The important principle of information theory is that when we want to find a probability model for unknown events, this model should satisfy our existing data, but make no assumptions about the unknown. This is the principle of maximum entropy, which is different from the previous "bold assumption and careful argument". The premise of not making subjective assumptions is that there is enough data.

First of all, we should understand three characteristics of big data: 1) The data volume should be large enough; 2) The dimension of data should be sufficient; 3) If the data is complete and fully covered, sampling is not allowed.

The essence of this world is an uncertain world. The more information we know, the easier it is to eliminate uncertainty. With the development of big data, many artificial intelligence problems can be solved because our data is large enough.

If the amount of data is large enough, we will have enough information. The more the uncertainty in related fields is reduced, the faster the related research progress will be. The more dimensions of data, the better the correlation matching with the problem we want to solve.
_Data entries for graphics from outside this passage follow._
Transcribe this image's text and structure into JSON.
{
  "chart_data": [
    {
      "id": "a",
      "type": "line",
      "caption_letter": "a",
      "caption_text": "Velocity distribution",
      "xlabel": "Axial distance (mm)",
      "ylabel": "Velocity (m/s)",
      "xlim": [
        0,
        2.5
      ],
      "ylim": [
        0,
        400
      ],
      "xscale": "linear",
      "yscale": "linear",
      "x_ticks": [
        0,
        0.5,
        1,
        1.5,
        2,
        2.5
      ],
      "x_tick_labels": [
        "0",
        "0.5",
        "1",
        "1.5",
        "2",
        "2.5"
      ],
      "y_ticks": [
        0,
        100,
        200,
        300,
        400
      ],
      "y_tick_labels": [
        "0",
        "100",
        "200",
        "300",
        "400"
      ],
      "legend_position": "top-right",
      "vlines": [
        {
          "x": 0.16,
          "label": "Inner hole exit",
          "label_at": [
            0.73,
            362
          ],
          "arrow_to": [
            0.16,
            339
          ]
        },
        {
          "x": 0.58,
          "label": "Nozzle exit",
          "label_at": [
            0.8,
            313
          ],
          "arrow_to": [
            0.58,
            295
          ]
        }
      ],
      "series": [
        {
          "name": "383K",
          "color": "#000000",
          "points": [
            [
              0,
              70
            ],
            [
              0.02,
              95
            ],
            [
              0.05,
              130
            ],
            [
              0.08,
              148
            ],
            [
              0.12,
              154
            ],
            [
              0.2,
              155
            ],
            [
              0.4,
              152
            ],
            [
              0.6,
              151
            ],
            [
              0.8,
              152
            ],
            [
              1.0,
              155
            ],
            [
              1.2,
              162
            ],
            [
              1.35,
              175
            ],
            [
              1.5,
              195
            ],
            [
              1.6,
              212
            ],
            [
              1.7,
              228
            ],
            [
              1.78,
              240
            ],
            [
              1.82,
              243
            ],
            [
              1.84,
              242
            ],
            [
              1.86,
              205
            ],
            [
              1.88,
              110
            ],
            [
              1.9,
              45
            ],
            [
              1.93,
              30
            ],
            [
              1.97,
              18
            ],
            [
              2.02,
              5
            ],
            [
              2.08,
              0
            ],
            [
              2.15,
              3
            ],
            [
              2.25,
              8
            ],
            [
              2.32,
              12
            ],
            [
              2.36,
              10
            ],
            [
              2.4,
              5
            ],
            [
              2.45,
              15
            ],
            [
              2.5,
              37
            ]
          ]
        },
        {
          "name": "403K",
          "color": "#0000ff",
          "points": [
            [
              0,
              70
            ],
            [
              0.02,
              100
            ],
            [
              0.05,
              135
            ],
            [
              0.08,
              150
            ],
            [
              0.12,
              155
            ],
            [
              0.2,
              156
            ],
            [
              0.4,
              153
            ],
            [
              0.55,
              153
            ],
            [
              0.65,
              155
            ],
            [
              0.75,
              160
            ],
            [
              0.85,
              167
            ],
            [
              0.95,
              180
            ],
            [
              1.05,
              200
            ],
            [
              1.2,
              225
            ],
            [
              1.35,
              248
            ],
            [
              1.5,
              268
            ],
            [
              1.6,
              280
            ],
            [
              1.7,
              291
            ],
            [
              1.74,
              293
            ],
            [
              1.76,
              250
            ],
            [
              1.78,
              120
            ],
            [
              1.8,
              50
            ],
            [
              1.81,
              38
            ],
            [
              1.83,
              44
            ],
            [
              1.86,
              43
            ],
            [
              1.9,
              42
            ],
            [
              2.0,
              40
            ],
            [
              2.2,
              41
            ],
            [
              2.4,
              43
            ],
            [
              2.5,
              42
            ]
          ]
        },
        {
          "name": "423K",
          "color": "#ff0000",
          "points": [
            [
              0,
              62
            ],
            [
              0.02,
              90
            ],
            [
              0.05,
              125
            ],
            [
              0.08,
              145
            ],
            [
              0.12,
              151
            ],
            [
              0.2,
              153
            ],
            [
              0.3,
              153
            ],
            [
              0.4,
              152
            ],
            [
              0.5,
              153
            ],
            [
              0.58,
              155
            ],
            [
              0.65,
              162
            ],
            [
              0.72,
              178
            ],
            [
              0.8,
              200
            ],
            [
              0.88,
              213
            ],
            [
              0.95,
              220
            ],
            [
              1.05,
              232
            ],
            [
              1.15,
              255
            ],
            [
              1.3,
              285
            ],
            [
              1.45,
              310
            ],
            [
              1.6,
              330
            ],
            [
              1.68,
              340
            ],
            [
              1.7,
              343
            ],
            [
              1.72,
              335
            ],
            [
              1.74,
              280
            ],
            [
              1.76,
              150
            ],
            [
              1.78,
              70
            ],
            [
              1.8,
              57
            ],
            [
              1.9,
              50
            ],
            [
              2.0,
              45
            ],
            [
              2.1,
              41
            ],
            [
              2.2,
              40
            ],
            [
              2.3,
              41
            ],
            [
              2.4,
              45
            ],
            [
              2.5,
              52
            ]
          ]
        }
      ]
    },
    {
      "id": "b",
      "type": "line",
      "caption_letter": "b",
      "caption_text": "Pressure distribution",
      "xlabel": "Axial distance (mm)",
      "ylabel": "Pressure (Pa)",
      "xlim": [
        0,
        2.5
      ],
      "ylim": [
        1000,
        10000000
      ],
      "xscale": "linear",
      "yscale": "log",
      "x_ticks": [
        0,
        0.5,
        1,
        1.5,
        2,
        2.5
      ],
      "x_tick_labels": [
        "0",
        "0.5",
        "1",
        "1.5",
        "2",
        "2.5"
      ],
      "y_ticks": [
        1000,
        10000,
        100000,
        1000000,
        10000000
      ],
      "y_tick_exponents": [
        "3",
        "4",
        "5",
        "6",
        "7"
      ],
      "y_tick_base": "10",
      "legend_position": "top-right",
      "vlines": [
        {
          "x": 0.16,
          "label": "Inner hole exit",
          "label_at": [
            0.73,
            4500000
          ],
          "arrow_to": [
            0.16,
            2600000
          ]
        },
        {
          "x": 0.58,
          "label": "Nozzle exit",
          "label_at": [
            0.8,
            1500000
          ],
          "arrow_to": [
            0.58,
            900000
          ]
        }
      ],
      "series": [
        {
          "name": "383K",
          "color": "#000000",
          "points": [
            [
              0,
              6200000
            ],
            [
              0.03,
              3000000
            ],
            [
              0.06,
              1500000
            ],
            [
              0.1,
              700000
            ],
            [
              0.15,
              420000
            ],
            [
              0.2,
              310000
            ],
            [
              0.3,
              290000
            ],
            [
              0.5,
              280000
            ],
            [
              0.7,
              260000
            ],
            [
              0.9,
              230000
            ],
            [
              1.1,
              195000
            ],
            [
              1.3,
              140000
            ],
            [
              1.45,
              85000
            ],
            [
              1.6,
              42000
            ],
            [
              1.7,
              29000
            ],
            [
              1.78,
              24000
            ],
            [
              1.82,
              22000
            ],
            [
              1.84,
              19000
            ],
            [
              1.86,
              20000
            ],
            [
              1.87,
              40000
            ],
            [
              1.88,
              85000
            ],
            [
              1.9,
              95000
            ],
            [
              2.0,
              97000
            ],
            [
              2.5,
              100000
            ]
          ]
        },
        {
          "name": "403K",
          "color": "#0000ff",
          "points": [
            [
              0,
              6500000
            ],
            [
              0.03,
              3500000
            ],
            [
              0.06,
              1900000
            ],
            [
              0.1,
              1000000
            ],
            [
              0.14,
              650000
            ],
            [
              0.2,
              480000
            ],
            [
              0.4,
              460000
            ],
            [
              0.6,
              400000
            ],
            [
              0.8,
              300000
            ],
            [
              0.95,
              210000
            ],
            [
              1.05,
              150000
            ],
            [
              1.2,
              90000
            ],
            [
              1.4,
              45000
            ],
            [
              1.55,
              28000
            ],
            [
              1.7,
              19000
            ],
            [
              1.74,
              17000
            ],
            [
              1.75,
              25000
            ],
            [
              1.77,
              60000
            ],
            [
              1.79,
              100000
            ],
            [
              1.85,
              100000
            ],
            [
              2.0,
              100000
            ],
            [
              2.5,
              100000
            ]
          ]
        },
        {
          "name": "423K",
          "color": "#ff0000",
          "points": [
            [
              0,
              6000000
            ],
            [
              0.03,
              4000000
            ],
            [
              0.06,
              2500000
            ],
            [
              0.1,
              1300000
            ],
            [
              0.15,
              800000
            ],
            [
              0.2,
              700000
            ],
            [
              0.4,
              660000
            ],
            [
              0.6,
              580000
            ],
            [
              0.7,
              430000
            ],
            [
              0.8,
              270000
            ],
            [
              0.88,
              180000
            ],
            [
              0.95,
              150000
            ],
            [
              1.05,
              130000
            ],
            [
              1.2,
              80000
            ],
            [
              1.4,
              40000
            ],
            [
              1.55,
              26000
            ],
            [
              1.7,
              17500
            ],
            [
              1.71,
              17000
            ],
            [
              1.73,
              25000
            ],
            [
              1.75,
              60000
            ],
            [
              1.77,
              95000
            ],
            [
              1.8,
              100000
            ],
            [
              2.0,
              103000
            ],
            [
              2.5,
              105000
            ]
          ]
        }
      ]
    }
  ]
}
With multi-dimensional information, cross-validation can be done, thus further reducing the uncertainty of information; The integrity of data prevents the occurrence of small probability events, which covers the whole range of the environment where the events occur. Because of the progress of technology, the completeness of data collection can be called possible.

Big data emphasizes relevance, not causality. Since the world is uncertain, we can't find its causal relationship in some laws, but it doesn't prevent us from finding its relevance, such as placing snacks advertisements on movie rental websites, such as placing credit card advertisements and mortgage advertisements on coffee review and sales websites. This is the result of clicking on the big data sharing advertisement, although we don't know the causal relationship. But this correlation also helps us to improve the click-through rate of advertisements. We should learn to accept this answer without knowing the reason. If we are willing to accept it, we will jump out of the way of mechanical thinking and only pursue causality.

The era of big data has arrived. Our way of thinking should stop thinking only in a familiar mechanical way and dare to accept answers without cause and effect.

I wish everyone can improve their thinking.

-Yi Ming was in Chengdu on August 3 1 2009.